Five and a half years after taking over the helm at the Vancouver, Canada, yoga wear brand, Day will step down once a replacement is found, Lululemon said in a statement Monday.
Board members formed a search committee to find Day’s successor but decided to announce her departure to ensure “a healthy transition period,” the company said.
The so-called Pantsgate scandal, in which Lululemon pulled all of its black yoga bottoms in March after deeming the luon fabric to be too thin, claimed Chief Product Officer Sheree Waterson’s job in April.
The company said last week that it is restocking the pants this month, this time with “more fabric across the bum so it’s not stretched from the get-go.”
The apparel accounted for 17% of the company’s sales, Lululemon said during the initial recall.
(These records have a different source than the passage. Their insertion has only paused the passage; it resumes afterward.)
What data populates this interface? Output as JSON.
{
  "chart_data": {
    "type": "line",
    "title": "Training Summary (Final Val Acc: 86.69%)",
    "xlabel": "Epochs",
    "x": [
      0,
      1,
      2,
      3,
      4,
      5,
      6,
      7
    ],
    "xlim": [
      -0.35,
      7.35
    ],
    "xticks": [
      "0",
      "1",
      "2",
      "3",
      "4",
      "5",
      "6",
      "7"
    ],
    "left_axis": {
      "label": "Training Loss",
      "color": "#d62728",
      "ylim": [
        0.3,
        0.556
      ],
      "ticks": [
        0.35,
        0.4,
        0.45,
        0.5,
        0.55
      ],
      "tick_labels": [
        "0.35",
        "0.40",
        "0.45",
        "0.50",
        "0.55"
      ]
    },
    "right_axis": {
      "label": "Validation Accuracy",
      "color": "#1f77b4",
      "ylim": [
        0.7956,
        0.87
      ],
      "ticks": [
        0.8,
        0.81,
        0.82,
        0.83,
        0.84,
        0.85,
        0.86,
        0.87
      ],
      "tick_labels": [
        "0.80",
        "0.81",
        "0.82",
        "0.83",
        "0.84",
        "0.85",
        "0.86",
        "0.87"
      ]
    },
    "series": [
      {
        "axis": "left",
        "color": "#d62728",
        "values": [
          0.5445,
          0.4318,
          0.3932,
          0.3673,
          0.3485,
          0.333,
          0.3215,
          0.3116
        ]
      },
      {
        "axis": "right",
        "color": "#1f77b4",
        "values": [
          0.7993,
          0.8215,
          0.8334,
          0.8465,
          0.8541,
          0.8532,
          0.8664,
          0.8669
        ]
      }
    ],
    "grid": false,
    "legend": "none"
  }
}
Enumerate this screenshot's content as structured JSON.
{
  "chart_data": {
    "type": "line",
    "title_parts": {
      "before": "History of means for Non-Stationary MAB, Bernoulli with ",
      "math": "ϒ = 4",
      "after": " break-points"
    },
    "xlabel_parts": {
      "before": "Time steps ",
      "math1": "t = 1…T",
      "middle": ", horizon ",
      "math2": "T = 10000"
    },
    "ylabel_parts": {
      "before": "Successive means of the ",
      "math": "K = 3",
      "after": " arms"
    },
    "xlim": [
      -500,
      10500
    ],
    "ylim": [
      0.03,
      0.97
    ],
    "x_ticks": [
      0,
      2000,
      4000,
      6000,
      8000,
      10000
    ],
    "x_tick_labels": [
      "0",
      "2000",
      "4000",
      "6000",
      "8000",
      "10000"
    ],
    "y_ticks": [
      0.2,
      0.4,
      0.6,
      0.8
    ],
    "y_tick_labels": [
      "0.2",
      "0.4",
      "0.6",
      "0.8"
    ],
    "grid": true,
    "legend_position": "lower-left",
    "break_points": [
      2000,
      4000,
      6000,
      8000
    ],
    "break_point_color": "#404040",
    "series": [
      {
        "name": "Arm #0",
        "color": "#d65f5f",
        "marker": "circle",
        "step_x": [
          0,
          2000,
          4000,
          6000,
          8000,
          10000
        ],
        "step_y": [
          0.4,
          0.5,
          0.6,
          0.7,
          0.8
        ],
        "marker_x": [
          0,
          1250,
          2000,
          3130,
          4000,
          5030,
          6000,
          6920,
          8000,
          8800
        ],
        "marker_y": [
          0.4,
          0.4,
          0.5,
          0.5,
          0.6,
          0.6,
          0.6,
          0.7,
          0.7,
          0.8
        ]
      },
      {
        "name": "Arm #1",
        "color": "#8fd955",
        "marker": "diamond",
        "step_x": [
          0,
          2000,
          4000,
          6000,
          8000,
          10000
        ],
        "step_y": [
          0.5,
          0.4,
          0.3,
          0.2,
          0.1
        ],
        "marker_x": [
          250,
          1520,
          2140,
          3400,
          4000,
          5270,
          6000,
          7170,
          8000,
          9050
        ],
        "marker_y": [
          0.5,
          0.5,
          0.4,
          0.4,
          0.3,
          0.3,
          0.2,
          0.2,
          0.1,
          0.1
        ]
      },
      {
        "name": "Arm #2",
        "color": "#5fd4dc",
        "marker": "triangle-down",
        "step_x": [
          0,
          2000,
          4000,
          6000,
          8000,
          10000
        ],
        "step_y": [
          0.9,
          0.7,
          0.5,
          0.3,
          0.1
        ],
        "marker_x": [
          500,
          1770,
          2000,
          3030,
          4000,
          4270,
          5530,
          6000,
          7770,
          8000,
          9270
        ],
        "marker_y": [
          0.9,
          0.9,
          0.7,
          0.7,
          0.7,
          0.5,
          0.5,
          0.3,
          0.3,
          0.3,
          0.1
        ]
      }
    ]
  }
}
The bottoms have since been “reengineered” to offer more coverage, the company said.
The brand also said Monday that it is plans to delist from the Toronto Stock Exchange at the close of trading June 24. The low trading volume of its shares “no longer justifies the expenses and administrative efforts associated” with maintaining the listing, the company said.
Lululemon also trades on Nasdaq.
The apparel seller reported earnings Monday for its fiscal first quarter ended May 5. Net income rose slightly to $47.3 million, or 32 cents a share, from $46.6 million, or 32 cents, during the same period a year earlier.
Sales were up 21% to $345.8 million, while same-store sales at locations open at least a year rose 7%.
The company said it expects second-quarter revenue of $340 million to $345 million and earnings per share of 33 cents to 35 cents.
Lululemon made its announcements after markets closed. Its shares closed up 85 cents, or 1%, at $82.28, but tumbled nearly 13% in after-hours trading not long after the disclosures.